30 April 2026, 08:11

Edeka will 200 Tegut-Filialen retten – doch das Kartellamt muss zustimmen

Innenansicht eines Einkaufszentrums mit Menschen, Geschäften, Infotafeln mit der Aufschrift 'Herzlich willkommen', Beleuchtung, Geländern und einem Topfpalme unten.

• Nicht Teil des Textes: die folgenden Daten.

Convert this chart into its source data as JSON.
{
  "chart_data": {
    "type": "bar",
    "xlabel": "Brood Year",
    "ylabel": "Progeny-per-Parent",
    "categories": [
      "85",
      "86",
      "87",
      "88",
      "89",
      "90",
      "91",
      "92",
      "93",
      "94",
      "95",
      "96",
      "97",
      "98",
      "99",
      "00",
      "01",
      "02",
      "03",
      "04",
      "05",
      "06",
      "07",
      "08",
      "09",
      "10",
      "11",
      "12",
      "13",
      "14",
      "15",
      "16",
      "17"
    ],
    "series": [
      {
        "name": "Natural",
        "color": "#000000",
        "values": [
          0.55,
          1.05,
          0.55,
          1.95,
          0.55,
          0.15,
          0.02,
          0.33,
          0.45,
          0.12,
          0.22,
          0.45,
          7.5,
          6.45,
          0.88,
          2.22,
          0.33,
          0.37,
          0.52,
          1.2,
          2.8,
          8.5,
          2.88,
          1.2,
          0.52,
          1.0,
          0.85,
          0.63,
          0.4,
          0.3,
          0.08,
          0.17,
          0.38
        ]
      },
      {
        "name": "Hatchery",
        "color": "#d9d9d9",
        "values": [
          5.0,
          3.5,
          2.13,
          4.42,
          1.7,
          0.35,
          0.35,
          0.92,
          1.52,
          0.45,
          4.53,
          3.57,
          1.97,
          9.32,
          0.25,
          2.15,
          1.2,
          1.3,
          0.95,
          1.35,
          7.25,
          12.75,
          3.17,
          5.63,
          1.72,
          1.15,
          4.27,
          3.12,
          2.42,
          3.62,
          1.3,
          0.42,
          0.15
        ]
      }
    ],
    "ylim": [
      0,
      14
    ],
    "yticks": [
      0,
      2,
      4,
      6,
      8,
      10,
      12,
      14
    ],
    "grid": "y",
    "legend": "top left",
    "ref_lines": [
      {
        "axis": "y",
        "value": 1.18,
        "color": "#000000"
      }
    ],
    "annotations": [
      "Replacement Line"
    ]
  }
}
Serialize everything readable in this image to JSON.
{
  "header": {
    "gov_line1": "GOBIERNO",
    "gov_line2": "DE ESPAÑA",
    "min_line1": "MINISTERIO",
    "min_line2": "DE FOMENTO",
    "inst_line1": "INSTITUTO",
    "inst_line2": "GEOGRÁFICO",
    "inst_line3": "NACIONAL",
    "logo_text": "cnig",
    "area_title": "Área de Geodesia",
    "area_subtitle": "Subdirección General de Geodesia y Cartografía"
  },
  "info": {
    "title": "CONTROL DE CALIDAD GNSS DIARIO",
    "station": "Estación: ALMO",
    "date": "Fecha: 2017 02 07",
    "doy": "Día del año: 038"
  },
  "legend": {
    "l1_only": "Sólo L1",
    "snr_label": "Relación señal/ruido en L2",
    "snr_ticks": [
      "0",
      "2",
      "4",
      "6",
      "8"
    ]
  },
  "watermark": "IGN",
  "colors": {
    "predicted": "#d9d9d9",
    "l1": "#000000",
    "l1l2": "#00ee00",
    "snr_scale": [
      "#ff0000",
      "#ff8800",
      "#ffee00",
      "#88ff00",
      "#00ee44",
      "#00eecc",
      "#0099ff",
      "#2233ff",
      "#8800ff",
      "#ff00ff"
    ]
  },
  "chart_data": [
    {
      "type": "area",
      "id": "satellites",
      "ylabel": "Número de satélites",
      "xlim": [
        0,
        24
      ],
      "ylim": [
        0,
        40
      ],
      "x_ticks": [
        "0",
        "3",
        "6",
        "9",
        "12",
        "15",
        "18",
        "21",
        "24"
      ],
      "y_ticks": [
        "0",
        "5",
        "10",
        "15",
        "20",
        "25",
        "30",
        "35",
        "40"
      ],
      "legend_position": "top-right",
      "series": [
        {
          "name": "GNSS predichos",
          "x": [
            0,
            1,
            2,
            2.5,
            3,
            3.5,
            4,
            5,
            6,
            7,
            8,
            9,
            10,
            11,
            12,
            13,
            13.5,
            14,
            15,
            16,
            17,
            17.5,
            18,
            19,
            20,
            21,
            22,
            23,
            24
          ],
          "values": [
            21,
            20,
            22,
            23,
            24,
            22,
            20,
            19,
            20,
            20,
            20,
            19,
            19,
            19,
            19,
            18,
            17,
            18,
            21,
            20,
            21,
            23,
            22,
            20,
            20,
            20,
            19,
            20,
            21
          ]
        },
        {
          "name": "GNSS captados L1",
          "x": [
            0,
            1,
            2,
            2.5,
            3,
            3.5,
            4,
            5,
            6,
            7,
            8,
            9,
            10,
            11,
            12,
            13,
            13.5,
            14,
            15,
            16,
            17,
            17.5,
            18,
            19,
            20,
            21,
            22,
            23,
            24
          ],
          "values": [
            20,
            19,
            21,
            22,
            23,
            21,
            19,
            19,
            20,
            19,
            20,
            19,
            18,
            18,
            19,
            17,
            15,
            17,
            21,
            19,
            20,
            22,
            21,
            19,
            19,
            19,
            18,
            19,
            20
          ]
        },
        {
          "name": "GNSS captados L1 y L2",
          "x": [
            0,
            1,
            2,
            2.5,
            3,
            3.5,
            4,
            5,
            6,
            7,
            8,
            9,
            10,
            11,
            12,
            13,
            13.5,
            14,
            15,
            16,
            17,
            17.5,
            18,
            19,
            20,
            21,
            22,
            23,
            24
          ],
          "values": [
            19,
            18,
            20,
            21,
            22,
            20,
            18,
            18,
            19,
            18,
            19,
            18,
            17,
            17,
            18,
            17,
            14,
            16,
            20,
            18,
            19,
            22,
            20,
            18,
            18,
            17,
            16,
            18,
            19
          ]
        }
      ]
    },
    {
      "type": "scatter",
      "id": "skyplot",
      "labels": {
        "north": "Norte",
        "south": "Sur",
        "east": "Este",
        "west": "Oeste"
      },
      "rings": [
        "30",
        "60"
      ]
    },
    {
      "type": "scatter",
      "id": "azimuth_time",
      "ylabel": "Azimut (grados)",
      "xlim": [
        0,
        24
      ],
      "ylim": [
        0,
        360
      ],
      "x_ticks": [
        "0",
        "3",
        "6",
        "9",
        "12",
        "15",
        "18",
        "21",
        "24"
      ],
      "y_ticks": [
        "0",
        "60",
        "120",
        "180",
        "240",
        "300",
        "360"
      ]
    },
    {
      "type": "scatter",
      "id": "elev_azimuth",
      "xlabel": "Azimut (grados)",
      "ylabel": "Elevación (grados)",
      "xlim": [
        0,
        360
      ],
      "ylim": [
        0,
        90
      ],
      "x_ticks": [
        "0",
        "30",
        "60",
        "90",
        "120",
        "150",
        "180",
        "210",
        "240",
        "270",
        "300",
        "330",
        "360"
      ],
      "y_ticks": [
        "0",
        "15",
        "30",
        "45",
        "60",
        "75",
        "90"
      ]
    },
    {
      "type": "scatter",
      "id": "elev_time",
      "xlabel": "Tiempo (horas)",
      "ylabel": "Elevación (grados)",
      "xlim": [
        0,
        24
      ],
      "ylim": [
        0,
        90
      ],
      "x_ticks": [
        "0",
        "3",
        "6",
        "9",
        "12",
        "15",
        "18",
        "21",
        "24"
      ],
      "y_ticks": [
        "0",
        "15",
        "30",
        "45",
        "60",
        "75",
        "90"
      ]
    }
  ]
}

Edeka will 200 Tegut-Filialen retten – doch das Kartellamt muss zustimmen

Edeka hat Pläne bekannt gegeben, 200 Filialen der Supermarktkette Tegut zu übernehmen, nachdem Migros sich vom deutschen Markt zurückgezogen hat. Mit diesem Schritt sollen rund 4.500 Arbeitsplätze gesichert und die lokale Nahversorgung mit Lebensmitteln aufrechterhalten werden. Allerdings steht die Übernahme noch unter dem Vorbehalt der Genehmigung durch das Bundeskartellamt.

Edeka-Chef Markus Mosa hat versichert, alle Mitarbeiter zu übernehmen, falls die Akquisition zustande kommt. Zugleich wies er Vorwürfe zurück, die Übernahme werde zu höheren Lebensmittelpreisen für Verbraucher führen. Stattdessen verwies er auf globale Marken wie Nestlé, deren Schokoladenprodukte kürzlich Preiserhöhungen erfahren hätten, als eigentliche Treiber der Inflation.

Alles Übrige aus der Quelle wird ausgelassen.